A: In der Stadt Jalalabad.

[...]

Ich bin im Dorf XXXX , Bezirk XXXX , Provinz Nangarhar, am XXXX geboren. Ich habe vier Brüder und zwei Schwestern. Meine Mutter ist bereits verstorben. Ein Bruder XXXX ist verschollen. Ich habe drei Jahre lang die Schule besucht. Wir wurden in einem Zelt unterrichtet. Ich bin verheiratet.

F: Wann haben Sie geheiratet?

A: Ca. am XXXX , und ich habe drei Kinder, einen Sohn und zwei Töchter.

F: Was haben Sie gearbeitet?

A: Ich war bei der Nationalarmee.

F: Was haben Sie dort getan?

A: Ich habe im Verteidigungsministerium gearbeitet. Ich war der Leibwächter für den Minister Abdul Rahim Wardak.

F: Wie sah Ihre Tätigkeit aus?

A: Ich habe diesen Minister begleitet, wenn er auf Versammlungen auftrat oder in verschiedene Provinzen reiste.

F: Welche Ausbildung hatten Sie dazu?

A: Ich habe zwei Monate und 14 Tage lang einen Kurs besucht, wie man den Feind, also Taliban, verhaften oder töten kann und wie man mit einer Waffe umgeht. Auch die Personendurchsuchung wurde geschult.

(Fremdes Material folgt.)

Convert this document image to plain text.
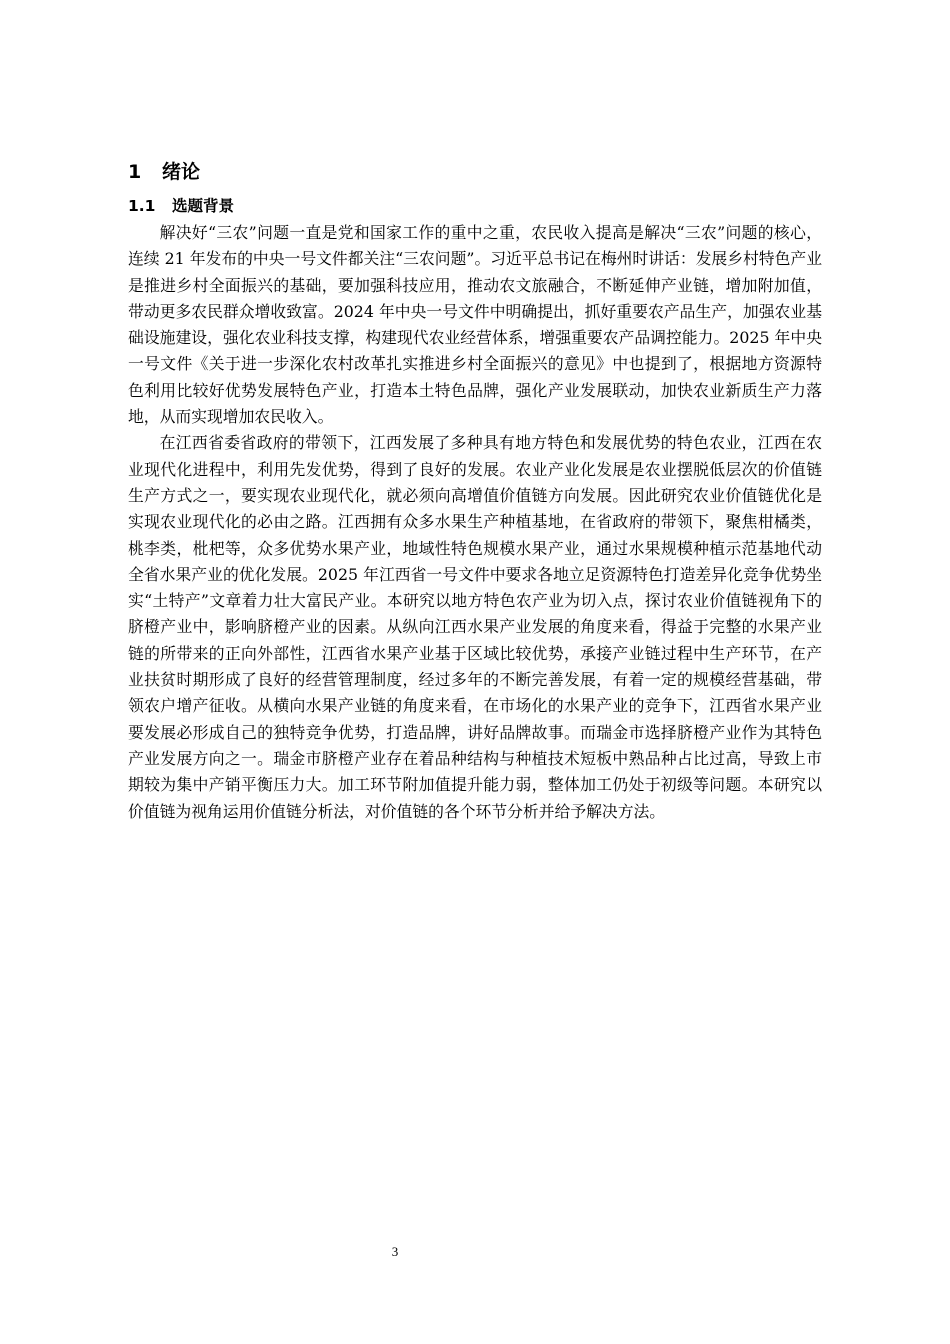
1 绪论
1.1 选题背景

解决好“三农”问题一直是党和国家工作的重中之重，农民收入提高是解决“三农”问题的核心，连续 21 年发布的中央一号文件都关注“三农问题”。习近平总书记在梅州时讲话：发展乡村特色产业是推进乡村全面振兴的基础，要加强科技应用，推动农文旅融合，不断延伸产业链，增加附加值，带动更多农民群众增收致富。2024 年中央一号文件中明确提出，抓好重要农产品生产，加强农业基础设施建设，强化农业科技支撑，构建现代农业经营体系，增强重要农产品调控能力。2025 年中央一号文件《关于进一步深化农村改革扎实推进乡村全面振兴的意见》中也提到了，根据地方资源特色利用比较好优势发展特色产业，打造本土特色品牌，强化产业发展联动，加快农业新质生产力落地，从而实现增加农民收入。

在江西省委省政府的带领下，江西发展了多种具有地方特色和发展优势的特色农业，江西在农业现代化进程中，利用先发优势，得到了良好的发展。农业产业化发展是农业摆脱低层次的价值链生产方式之一，要实现农业现代化，就必须向高增值价值链方向发展。因此研究农业价值链优化是实现农业现代化的必由之路。江西拥有众多水果生产种植基地，在省政府的带领下，聚焦柑橘类，桃李类，枇杷等，众多优势水果产业，地域性特色规模水果产业，通过水果规模种植示范基地代动全省水果产业的优化发展。2025 年江西省一号文件中要求各地立足资源特色打造差异化竞争优势坐实“土特产”文章着力壮大富民产业。本研究以地方特色农产业为切入点，探讨农业价值链视角下的脐橙产业中，影响脐橙产业的因素。从纵向江西水果产业发展的角度来看，得益于完整的水果产业链的所带来的正向外部性，江西省水果产业基于区域比较优势，承接产业链过程中生产环节，在产业扶贫时期形成了良好的经营管理制度，经过多年的不断完善发展，有着一定的规模经营基础，带领农户增产征收。从横向水果产业链的角度来看，在市场化的水果产业的竞争下，江西省水果产业要发展必形成自己的独特竞争优势，打造品牌，讲好品牌故事。而瑞金市选择脐橙产业作为其特色产业发展方向之一。瑞金市脐橙产业存在着品种结构与种植技术短板中熟品种占比过高，导致上市期较为集中产销平衡压力大。加工环节附加值提升能力弱，整体加工仍处于初级等问题。本研究以价值链为视角运用价值链分析法，对价值链的各个环节分析并给予解决方法。

3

F: Wo fand dieser Kurs statt?

A: In Kabul, in der Militärakademie, im Bezirk Pole-Charkhi.

F: Wann haben Sie diesen Kurs besucht?

A: Von 08.11.2008 bis 22.01.2009.

F: Wie lange haben Sie als Leibwächter gearbeitet?

A: Im Jahr 2009 habe ich begonnen, für den Minister Abdul Rahim Wardak zu arbeiten, und ungefähr im November 2015 habe ich die Arbeit beendet.

F: Um welchen Minister hat es sich gehandelt?

A: Abdul Rahim Wardak war Verteidigungsminister.

F: Warum haben Sie aufgehört zu arbeiten?

A: Weil ich und meine Familie von den Taliban bedroht wurden.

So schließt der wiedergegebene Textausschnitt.